12/29/11

The Girl With the Dragon Tattoo (Review)

David Fincher's adaptation of the immensely popular novel by Swedish journalist Stieg Larsson forces the viewer to confront every bit of the book's gruesome depictions of humanity, just as the 2009 Swedish film adaptation did. Fincher's film is unique in that it raises a question that neither of the previous two iterations of this source material had proffered - WHY THE FUCK IS EVERYONE SPEAKING ENGLISH?



Okay, we get it. Daniel Craig is getting his nerd on, (but he's a cool nerd - look how he dangles his glasses off his chin when he's not wearing them) and is running a newspaper in Sweden. His name is Mikael Blomkvist. Why does he sound like James Bond?

I understand not wanting to change the source material, but the filmmakers could at least have made him an English ex-patriot to give a narratively acceptable reason for his lack of a Swedish accent. That simple change would even explain why everyone else in the movie has to speak English to him, a feat for which they manage to affect Swedish accents.

But no. Here is an American movie, filled largely with English-speaking actors, (save for the awesome, but woefully miscast Stellen Sarsgard), inexplicably set in Sweden, with everyone speaking English. Suspension of disbelief only goes so far, and if Bryan Singer's otherwise excellent Valkyrie couldn't get away with this, I'm not letting The Girl With the Dragon Tattoo off the hook.

Valkyrie was actually more culturally accurate, because all Pirate Nazis speak English with American accents.

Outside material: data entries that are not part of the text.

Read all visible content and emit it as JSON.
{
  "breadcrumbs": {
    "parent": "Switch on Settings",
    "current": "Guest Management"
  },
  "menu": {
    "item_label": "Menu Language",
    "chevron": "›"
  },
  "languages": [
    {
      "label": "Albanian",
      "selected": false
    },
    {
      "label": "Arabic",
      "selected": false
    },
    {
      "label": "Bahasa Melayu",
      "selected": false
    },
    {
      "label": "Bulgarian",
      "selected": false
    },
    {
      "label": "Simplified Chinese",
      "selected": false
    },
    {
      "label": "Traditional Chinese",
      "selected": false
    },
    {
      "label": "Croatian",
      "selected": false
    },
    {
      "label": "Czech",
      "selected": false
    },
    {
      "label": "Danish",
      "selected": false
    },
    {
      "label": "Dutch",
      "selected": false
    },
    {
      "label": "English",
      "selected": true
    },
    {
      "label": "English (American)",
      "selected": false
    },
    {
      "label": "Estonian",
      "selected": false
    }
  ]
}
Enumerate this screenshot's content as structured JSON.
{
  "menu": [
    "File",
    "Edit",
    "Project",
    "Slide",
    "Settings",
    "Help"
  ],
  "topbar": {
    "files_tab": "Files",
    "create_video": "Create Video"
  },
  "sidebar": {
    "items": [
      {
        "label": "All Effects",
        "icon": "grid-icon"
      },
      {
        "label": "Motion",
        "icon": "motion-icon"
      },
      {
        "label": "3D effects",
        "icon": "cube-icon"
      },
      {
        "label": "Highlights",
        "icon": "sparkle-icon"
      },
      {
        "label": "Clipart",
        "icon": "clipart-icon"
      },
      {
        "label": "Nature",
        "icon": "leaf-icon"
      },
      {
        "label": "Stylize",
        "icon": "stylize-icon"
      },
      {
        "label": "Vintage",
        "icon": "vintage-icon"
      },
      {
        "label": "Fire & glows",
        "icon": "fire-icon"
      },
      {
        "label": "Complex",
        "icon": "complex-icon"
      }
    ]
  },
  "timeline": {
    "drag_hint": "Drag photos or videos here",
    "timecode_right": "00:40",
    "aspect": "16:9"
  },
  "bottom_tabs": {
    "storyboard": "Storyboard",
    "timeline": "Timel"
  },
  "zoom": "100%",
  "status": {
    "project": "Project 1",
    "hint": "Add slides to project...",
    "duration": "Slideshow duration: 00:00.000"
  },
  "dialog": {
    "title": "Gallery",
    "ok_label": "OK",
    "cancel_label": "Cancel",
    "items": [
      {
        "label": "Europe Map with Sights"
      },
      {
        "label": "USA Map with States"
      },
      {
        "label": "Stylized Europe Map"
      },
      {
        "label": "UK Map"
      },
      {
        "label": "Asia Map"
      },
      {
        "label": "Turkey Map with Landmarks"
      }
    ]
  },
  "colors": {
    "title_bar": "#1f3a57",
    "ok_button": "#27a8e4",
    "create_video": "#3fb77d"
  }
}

It is a pointless exercise in Hollywood cash-grabbery. It's technically competent, and while it struggles to fit the novel's enormous levels of exposition into its 158 minute running time, it is occasionally quite good. Unfortunately, there is already a movie called The Girl with the Dragon Tattoo  that is technically competent, which struggles to fit the novel's enormous levels of exposition into its 152 minute running time, and is occasionally quite good. And every speaks freaking Swedish in it.



Because the titular character (Rooney Mara - surely in a star-making turn) is largely irrelevant to the plot until more than halfway through the story (my sole complaint about Larsson's novel), the majority of the film is divided between plot-advancement and character building. By the time the two protagonists meet, one's character has been brutally examined, and the other is James Bond in a sweater.

Fincher's movie isn't bad, when examined in a vacuum. But it's redeeming qualities are crippled by the redundancy of the entire operation.

6.5/10

Sidenotes:

-In an attempt to distance Daniel Craig from the James Bond franchise, the film has the best title sequence in the James Bond franchise.

-I understand that the novel and Swedish film's name is actually Män som hatar kvinnor, which translates to Men Who Hate Women, but that is a stupid name, and I prefer the much less literal, more enticing The Girl with the Dragon Tattoo.